On a longtemps parlé du phénomène de deux Québec dans un. Celui qui mettait en opposition Montréal avec le Québec des régions. Le Québec est aujourd'hui beaucoup plus complexe. Comme l'a bien exprimé le sondage CROP-La Presse diffusé cette fin de semaine, on réalise que notre société est bel et bien plus fragmentée que jamais. Ses lignes de fracture sont d'ailleurs multiples. Elles vont bien au-delà des clivages traditionnels.

En 40 ans, les Québécois sont passés du rêve du grand soir de l'indépendance à un grand éclatement. Il fut une époque où les partis se ressemblaient sur bien des aspects et où leur distinction résidait principalement dans la question du statut du Québec. Or, c'est loin d'être la seule question qui justifie le choix politique des électeurs d'aujourd'hui.

Ces dernières années, des débats portant sur l'identité ont notamment été mis à l'avant-scène par la Charte des valeurs.

Le débat entre les carrés rouges et les carrés verts lors de la dernière crise étudiante fut également structurant.

Ce dernier avait pour toile de fond l'équité intergénérationnelle et une remise en question du niveau d'intervention de l'État.

De tels débats ont politiquement socialisé les nouvelles générations. Cela a conditionné leur façon de voir l'avenir, leur cadre de référence politique. Pour leurs aînés, ce sont plutôt les grands débats constitutionnels qui ont joué ce rôle. Ce changement a permis de donner naissance à un Québec politiquement pluriel, plus éclaté politiquement.

On peut être régionaliste de gauche, souverainiste, identitaire ou encore anti-élite, montréalais, fédéraliste de droite. On peut être nationaliste au centre, tout en étant écolo. Bref, toutes les permutations de ces options, et de bien d'autres, constituent des éléments qui peuvent nous aider à comprendre les électeurs. Le bipartisme s'est transformé en multipartisme. N'en déplaise à certains, la diversité électorale s'impose peu à peu. On observe un éclatement des identités politiques. Au-delà des grandes idéologies, la politique à la carte a la cote.

LE MALAISE DES PARTIS POLITIQUES

Dans ce nouvel univers, les partis politiques se cherchent. La nouvelle réalité leur demande de s'adapter, ce qui est particulièrement difficile. Ils ont perdu leurs repères, leur boussole. En cette fin de session, le malaise semble d'autant plus évident. Tout le monde veut s'assurer d'avoir une place dans les discussions du temps des Fêtes, mais le positionnement de chacun des partis représentés à l'Assemblée nationale apparaît nébuleux.

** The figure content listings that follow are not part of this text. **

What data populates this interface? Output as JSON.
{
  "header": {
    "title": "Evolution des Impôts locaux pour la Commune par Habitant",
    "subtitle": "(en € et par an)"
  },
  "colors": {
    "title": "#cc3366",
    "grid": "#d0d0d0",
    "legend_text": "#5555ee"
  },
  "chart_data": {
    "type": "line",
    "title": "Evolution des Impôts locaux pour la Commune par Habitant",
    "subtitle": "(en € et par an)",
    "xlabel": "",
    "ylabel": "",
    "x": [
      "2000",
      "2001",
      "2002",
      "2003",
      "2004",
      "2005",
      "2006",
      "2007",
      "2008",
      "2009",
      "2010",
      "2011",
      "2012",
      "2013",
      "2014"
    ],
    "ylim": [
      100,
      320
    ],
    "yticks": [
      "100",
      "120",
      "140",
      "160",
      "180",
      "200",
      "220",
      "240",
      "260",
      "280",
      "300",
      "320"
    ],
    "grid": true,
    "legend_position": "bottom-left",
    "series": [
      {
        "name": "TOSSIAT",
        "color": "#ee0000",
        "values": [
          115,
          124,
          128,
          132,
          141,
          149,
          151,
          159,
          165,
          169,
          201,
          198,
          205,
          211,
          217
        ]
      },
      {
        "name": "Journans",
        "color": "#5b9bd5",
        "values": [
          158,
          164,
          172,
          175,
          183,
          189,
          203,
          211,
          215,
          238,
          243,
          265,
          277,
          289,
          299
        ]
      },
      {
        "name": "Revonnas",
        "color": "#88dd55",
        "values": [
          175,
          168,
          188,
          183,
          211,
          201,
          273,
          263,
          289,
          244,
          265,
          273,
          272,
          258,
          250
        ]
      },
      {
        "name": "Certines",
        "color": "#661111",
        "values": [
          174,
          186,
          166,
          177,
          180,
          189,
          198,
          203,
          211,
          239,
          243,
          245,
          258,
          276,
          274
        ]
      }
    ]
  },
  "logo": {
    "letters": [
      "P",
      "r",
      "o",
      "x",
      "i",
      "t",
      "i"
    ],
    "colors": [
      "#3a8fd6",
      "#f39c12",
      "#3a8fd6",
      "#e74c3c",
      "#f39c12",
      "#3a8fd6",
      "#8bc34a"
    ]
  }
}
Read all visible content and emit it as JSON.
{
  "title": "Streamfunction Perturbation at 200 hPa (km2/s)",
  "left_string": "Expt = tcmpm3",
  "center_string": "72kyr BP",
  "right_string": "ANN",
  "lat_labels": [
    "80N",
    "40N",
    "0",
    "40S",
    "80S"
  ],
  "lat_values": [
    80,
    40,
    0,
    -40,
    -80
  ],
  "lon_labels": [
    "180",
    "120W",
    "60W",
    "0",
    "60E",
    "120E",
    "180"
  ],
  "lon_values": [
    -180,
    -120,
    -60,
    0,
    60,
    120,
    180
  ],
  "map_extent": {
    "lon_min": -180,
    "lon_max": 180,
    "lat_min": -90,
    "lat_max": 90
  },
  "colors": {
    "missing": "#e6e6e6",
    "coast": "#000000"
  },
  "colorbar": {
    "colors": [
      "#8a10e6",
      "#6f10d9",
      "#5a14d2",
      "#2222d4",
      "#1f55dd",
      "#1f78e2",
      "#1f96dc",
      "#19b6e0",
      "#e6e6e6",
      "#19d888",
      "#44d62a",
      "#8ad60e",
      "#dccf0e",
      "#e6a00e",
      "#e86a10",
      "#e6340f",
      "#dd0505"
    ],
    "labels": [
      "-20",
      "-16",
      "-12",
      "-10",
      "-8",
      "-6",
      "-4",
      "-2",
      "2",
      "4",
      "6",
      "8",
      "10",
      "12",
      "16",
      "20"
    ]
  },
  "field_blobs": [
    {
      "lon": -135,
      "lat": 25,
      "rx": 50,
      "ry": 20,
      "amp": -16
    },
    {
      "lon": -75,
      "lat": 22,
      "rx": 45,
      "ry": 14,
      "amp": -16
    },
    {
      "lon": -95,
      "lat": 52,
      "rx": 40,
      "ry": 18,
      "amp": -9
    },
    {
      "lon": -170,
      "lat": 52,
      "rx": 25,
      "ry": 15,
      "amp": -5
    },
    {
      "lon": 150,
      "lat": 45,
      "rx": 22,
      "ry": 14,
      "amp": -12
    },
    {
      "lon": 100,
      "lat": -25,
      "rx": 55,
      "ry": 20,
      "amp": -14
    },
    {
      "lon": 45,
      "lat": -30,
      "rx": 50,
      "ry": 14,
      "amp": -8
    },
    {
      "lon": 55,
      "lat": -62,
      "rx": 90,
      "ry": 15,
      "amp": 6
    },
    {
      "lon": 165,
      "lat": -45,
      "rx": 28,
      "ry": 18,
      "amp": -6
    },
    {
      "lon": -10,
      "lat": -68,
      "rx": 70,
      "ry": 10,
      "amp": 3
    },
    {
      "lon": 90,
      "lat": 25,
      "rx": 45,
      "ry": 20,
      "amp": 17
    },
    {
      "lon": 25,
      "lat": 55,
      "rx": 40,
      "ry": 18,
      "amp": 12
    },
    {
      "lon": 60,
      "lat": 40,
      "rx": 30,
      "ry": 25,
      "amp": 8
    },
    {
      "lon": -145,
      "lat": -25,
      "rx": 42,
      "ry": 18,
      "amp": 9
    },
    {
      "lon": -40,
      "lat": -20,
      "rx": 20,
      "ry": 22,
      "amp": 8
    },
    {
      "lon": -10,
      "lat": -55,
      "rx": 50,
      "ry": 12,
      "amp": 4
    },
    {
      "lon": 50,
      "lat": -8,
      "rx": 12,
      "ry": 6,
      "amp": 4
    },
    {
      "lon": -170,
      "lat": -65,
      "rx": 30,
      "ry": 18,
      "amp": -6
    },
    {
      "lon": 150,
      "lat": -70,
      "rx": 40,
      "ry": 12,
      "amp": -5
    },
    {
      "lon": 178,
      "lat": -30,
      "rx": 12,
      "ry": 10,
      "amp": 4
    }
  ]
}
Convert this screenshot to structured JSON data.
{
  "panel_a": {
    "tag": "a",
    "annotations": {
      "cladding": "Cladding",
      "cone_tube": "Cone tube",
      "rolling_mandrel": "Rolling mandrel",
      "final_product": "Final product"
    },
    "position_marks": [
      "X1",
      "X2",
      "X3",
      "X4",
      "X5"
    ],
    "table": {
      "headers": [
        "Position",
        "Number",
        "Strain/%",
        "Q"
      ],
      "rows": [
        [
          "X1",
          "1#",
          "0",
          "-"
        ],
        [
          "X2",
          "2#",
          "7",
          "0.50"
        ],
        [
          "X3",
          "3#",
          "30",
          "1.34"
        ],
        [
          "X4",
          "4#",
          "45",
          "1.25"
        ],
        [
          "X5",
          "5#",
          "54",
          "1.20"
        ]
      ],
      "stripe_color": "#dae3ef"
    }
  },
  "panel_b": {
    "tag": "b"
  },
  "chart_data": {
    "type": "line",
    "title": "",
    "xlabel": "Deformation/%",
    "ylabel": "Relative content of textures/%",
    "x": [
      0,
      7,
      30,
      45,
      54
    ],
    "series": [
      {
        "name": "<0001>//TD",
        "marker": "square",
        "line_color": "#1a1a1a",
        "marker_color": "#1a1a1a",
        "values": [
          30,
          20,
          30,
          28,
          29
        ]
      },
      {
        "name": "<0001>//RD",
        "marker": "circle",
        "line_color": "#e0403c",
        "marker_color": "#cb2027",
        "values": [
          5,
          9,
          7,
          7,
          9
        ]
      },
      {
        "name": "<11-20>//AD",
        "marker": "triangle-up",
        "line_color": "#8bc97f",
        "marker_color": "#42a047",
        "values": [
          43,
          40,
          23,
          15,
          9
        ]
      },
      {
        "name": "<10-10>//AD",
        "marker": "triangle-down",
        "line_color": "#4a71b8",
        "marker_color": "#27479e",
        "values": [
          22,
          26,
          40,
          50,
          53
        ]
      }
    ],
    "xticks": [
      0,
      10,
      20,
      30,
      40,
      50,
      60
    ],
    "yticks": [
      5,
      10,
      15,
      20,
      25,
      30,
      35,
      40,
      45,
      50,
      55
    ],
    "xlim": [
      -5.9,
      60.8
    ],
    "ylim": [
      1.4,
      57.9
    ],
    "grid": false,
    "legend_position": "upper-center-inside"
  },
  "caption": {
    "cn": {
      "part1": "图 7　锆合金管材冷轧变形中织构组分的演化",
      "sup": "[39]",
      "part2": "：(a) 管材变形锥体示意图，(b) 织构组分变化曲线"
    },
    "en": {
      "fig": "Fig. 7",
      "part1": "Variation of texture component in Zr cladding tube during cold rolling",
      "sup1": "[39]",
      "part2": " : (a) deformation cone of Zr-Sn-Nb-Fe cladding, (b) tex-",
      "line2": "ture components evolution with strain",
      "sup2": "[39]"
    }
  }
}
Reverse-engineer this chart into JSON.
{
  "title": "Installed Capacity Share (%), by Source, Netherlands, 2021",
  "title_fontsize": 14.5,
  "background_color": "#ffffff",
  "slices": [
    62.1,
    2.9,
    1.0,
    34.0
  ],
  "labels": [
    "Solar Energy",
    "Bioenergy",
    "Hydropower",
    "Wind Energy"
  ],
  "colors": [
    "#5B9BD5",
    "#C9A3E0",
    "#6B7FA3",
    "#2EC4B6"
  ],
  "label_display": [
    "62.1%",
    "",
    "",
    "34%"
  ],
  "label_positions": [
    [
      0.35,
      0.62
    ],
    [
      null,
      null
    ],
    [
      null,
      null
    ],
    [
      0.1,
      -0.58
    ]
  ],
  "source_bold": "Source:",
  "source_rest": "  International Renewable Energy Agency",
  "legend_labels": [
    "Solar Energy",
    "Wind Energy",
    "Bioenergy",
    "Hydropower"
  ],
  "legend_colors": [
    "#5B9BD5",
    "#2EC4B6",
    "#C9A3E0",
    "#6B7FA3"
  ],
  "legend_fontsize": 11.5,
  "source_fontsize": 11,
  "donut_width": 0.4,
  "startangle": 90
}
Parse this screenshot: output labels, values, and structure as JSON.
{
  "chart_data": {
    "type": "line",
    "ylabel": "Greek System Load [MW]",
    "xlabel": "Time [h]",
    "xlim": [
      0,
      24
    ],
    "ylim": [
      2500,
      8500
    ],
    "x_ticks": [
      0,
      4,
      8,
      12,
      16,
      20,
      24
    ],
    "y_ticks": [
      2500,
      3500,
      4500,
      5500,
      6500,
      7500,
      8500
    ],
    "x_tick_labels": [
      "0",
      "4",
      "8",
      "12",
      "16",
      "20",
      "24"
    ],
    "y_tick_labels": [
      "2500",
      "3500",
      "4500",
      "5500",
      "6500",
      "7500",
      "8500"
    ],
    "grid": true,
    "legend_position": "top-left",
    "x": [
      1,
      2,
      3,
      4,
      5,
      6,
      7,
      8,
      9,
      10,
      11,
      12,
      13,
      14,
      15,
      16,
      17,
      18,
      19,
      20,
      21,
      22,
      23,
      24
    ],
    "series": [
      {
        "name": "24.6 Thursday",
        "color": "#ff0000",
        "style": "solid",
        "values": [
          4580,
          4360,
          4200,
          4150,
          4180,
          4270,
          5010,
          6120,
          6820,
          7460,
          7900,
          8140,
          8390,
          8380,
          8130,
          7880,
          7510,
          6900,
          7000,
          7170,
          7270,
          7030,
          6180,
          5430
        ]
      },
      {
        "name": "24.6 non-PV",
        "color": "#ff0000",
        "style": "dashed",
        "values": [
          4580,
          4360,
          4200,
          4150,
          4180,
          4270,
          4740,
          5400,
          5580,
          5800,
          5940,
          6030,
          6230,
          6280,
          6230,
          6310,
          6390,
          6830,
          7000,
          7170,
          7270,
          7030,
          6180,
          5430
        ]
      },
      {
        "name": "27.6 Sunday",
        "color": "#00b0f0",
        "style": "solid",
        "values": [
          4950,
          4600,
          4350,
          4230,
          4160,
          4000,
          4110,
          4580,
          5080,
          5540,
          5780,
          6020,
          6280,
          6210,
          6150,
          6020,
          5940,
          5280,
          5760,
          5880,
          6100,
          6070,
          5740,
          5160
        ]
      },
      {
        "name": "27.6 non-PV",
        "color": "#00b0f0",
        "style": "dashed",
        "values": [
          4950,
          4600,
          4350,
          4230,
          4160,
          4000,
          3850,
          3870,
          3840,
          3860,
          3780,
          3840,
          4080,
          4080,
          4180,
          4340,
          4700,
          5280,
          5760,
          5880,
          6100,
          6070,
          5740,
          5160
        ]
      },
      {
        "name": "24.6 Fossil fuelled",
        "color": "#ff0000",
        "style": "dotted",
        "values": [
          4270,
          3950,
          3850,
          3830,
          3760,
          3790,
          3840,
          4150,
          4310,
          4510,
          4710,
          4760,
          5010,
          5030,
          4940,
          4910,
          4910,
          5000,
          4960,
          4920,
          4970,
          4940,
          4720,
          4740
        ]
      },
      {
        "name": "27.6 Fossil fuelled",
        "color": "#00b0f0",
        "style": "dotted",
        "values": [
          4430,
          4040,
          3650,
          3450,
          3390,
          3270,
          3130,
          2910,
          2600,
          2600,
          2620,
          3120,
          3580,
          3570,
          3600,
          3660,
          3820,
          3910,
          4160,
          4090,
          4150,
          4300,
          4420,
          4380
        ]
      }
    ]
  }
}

Les libéraux de la rigueur sont devenus les libéraux de la justice sociale qui souhaitent rouvrir le débat constitutionnel. Le PQ de Jean-François Lisée veut converger avec Québec solidaire, tout en faisant des gains auprès de l'électorat caquiste. La Coalition avenir Québec pense rompre avec ses racines adéquistes en pigeant dans le Fonds des générations pour baisser les tarifs et les impôts de la classe moyenne. Chez Québec solidaire, ce sont davantage ses électeurs qui causent des maux de tête. Ils sont plus à gauche et inclusifs que souverainistes.

Il ne faut donc pas se surprendre de la sortie pour un changement du mode de scrutin.

Le Parti québécois, la Coalition avenir Québec, Québec solidaire, le Parti vert du Québec et Option nationale sont venus appuyer une proposition portée depuis longtemps par le Mouvement démocratie nouvelle. Il s'agit d'une initiative transpartisane aussi rare que positive. Elle s'appuie d'ailleurs sur les travaux réalisés il y a quelques années par un gouvernement libéral.

Ce Québec devenu davantage pluriel rend quasi impossible pour un parti de satisfaire tous les espoirs des électeurs. Quasi impossible mais pas impossible. Les libéraux fédéraux de Justin Trudeau sont parvenus à canaliser le vote du changement et à acquérir une vaste majorité de sièges en 2015. Justin Trudeau avait su mobiliser l'espoir. En cette fin d'année 2016, lui aussi semble malheureusement oublier certains de ses engagements phares, notamment en matière de réforme électorale. Si cela se confirmait, la désillusion n'en serait que plus grande.

Une modification du processus démocratique ne représente pas une potion magique. Elle peut en revanche assurer une meilleure représentation. Il s'agit d'une médecine douce, mais d'une médecine tout de même qui contribuerait à diminuer le cynisme ambiant. Cela permettrait aussi au Québec pluriel de s'exprimer plus fidèlement. En prenant acte de la fragmentation de l'électorat québécois, une telle réforme permettrait d'établir de nouveaux dialogues politiques sur des bases nouvelles.

Plus que jamais, les différents Québec doivent être en mesure de débattre et d'échanger. Cela constitue la base d'une société mature politiquement, d'une société véritablement démocratique.